Autor João Carlos
Ouvir o CD “Canto para um Canto” de autoria do meu amigo de infância Luís Kleber, Kebinha, é como viajar numa máquina do tempo, num retorno aos áureos tempos, tempos de beleza, amizade, brincadeiras, sonhos, um retorno não só possível, mas principalmente, desejado, almejado ardentemente de coração. As músicas cantadas na maviosa voz de Torlene, nas surpreendentes vozes de Alinson, (Lalá-), e Marcelo, junto com um extraordinário arranjo, deram o exato tom intimista, necessário ás grandes obras. Não deixando, na minha modesta opinião, a desejar para quaisquer outras composições da MPB ou MPM. – Música Popular Maranhense-.
Embora falando de uma cidadezinha ignara nos confins da Baixada Maranhense, o disco não se torna piegas, provinciano, pelo contrário, universaliza os tons, as letras, mais ou menos, guardando as proporções, como o filósofo Imanuel Kant, que sem sair da pequena Konisberg, encravada na região portuária da Prússia, tornou sua obra universal, ou Luís Gonzaga, Geraldo Azevedo, Elomar Filgueiras, Xangai, Cora Coralina, dentre outros tantos, que também fizeram o mesmo.

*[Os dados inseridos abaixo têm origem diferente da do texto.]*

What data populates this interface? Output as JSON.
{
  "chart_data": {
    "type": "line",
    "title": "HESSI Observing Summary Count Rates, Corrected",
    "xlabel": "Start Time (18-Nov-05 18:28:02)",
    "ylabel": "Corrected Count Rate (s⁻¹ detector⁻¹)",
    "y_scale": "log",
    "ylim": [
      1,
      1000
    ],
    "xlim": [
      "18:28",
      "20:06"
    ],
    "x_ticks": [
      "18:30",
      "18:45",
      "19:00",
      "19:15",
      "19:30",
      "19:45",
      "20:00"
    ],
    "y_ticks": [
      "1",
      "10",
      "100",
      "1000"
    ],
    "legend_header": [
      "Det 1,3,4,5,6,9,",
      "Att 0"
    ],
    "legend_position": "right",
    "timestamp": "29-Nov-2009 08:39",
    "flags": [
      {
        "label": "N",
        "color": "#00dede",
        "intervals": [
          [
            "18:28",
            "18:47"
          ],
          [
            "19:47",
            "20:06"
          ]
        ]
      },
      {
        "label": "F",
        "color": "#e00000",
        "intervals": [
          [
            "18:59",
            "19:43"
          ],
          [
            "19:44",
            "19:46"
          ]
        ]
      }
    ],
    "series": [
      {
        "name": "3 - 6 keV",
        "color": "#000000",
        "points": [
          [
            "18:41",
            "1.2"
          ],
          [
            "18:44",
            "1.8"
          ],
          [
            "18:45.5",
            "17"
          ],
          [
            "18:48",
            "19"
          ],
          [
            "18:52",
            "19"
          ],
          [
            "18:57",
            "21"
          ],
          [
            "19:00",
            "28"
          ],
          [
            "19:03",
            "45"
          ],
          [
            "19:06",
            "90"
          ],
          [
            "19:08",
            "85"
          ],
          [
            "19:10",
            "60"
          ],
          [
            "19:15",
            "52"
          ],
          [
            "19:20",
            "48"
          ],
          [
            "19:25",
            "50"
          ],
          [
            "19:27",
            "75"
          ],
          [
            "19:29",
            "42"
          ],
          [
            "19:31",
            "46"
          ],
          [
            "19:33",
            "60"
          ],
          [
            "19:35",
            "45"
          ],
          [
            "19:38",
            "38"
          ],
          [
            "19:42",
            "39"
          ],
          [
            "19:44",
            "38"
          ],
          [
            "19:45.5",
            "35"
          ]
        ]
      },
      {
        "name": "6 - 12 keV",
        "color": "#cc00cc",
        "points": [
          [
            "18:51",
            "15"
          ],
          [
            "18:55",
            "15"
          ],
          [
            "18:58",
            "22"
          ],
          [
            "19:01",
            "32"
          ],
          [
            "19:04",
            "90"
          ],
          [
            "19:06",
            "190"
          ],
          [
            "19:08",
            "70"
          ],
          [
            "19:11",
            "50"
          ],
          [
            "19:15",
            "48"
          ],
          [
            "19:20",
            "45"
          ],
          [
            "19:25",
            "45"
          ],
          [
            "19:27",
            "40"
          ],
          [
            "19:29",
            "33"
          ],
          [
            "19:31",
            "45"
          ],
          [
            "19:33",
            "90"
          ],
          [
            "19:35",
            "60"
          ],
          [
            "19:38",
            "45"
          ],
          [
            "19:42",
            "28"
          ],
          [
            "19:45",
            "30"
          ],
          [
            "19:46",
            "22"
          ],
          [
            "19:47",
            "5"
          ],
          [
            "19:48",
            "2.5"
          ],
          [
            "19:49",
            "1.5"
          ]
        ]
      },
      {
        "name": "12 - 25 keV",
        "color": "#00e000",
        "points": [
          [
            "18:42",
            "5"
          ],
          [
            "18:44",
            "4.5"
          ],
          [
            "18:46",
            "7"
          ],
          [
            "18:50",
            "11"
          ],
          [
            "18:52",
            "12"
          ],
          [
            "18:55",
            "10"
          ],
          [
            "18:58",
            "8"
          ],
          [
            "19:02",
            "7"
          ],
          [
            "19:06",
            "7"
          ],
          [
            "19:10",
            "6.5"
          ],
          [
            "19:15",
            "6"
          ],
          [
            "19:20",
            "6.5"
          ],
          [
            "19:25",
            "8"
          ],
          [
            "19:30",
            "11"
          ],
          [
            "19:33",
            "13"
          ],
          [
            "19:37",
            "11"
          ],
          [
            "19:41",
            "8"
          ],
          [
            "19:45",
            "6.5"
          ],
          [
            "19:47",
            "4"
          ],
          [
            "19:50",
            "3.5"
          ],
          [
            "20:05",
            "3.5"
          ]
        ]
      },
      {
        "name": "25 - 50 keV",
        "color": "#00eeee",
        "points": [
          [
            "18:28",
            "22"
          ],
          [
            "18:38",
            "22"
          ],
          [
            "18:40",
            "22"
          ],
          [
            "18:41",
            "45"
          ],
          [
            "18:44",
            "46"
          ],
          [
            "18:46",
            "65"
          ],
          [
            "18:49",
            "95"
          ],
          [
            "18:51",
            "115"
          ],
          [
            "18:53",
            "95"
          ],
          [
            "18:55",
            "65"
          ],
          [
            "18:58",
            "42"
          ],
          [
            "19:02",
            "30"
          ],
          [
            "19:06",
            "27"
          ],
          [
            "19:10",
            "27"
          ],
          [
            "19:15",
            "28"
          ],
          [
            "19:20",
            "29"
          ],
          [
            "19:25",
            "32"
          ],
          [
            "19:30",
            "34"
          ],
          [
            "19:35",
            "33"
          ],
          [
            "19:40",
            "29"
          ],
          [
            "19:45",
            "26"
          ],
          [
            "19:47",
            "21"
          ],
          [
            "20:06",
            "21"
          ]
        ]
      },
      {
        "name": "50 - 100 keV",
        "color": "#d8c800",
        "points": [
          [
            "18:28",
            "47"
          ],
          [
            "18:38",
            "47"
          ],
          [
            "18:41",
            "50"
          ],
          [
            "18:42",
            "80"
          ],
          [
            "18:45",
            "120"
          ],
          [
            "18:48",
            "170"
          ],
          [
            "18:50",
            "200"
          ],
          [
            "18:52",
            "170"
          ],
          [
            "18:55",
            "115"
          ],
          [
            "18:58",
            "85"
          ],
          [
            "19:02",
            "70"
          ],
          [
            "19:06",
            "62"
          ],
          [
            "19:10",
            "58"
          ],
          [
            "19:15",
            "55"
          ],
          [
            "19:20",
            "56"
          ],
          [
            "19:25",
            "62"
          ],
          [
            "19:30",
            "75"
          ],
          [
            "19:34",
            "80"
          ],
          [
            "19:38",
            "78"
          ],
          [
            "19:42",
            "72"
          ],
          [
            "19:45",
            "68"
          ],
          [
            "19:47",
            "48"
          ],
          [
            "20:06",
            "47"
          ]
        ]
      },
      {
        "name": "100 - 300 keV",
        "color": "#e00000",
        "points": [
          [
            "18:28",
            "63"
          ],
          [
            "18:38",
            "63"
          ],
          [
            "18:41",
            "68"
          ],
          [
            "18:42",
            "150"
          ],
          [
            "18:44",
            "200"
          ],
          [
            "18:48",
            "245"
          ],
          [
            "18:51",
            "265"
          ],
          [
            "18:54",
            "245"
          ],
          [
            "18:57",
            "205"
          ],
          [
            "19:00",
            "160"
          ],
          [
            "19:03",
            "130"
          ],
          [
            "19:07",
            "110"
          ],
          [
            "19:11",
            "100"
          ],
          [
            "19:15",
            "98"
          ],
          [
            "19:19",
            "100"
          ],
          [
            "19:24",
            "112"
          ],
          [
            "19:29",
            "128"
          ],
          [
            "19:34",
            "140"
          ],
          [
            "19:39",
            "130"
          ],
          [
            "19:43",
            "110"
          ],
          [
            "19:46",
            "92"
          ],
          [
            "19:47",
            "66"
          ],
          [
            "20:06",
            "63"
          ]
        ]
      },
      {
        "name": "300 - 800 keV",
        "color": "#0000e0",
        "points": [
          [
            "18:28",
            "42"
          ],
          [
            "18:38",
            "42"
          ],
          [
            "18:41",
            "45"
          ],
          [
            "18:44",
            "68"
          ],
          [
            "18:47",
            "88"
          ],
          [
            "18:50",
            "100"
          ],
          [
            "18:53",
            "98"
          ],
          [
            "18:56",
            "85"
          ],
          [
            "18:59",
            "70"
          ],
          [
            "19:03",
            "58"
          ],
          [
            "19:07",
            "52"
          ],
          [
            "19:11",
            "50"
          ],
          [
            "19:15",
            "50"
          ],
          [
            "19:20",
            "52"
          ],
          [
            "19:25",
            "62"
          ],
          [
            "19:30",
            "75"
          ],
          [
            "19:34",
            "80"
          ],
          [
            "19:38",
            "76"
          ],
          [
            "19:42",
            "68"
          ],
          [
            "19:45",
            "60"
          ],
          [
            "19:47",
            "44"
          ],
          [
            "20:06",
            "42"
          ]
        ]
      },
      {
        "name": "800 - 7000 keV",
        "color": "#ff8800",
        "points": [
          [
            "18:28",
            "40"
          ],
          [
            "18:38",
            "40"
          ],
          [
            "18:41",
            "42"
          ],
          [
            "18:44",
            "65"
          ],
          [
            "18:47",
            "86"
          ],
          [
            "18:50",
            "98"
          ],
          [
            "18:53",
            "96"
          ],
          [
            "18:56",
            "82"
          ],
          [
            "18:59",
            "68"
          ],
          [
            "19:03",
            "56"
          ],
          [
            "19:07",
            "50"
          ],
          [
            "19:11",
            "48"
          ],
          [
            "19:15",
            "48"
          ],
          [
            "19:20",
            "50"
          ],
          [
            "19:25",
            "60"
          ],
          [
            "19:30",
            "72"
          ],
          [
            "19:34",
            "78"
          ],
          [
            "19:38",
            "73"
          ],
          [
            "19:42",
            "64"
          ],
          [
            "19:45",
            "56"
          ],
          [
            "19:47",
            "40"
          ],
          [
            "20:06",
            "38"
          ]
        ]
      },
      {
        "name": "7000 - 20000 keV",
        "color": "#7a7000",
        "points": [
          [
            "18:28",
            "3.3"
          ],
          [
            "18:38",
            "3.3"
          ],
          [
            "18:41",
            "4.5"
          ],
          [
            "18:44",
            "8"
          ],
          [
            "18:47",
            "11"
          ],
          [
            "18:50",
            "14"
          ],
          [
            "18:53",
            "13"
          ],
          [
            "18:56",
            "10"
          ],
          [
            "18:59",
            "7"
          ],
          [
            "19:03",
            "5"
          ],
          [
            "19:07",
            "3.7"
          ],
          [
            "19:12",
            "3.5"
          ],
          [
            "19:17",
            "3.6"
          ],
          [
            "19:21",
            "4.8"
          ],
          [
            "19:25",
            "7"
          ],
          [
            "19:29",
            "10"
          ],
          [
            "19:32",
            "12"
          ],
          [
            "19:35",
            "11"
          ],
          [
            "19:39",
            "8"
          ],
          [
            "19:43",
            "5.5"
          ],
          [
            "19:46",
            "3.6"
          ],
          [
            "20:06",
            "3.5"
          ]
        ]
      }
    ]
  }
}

E as lembranças fluem graciosas, nos elegantes versos. Rememoramos o canto de seu Miguel, tio Ademar, Juca Amaral, mamãe; uma esquina da Rua Cel Antonio Augusto com rua Dr Afonso Matos, que ficará para sempre em nossos corações, como as ruas que brincávamos, banhávamos na chuva, sem nenhuma preocupação.
Quem se esquece do cajueiro do mercado, imponente, majestoso, de João Djiba, e suas inúmeras traquinices?; Ou do banho na baixa de Grijosto, e a consequente surra ao chegar em casa, coberto de lodo e de satisfação ? O papagaio suro, com cerol na linha, que tão felizes pegávamos para brincar? Correndo esbaforidos, os joelhos arranhados e os pés cheios de espinho?
Quem sabe uma vida feliz, ditosa, não seria com uma rosa no dedo, nos contando e até lembrando coisas belas da sua vida nas matas, que o homem de forma inexplicável e maldosa luta para acabar? Talvez num espelho em um banheiro de pindoba? Num banho de poço no juçaral?

A verdadeira felicidade não estaria em comer um caroço de pequi, daqueles carnudos lá de Meia Légua, Aquiri, Belas Águas? Ou ainda nos bagres pescados nos igarapés, da Rosa Maxixe, de Buranga, Quebra bunda, com bicho de tucum? Triste realidade a que estamos expostos, contradiz tudo que aprendemos, a infância, o amor a velha Matinha, que mesmo nessa realidade tenebrosa, insiste em ainda se manter nas lembranças que são imorredouras.
Kebinha de modo incisivo e autêntico, nos faz esses questionamentos, ficamos então, ao término das canções, com a sensação de que o progresso, do modo como vem sendo desenvolvido e utilizado, está tirando toda a magia, deixando um débito muito grande com a humanidade, a sociedade, as pessoas. E mais uma vez evocando a filosofia, relembro Rousseau, e seus conceitos sobre a natureza do homem e os percalços ao qual está sujeita.
Fica então uma certeza: ser feliz, feliz de verdade, de modo pleno e absoluto, talvez só voltando a Matinha de antanho, num regresso aos tempos de menino, de conversas nos fundos dos quintais, revivendo velhos tempos, as belezas dos antigos carnavais, comendo manga com farinha até lambuzar o nariz.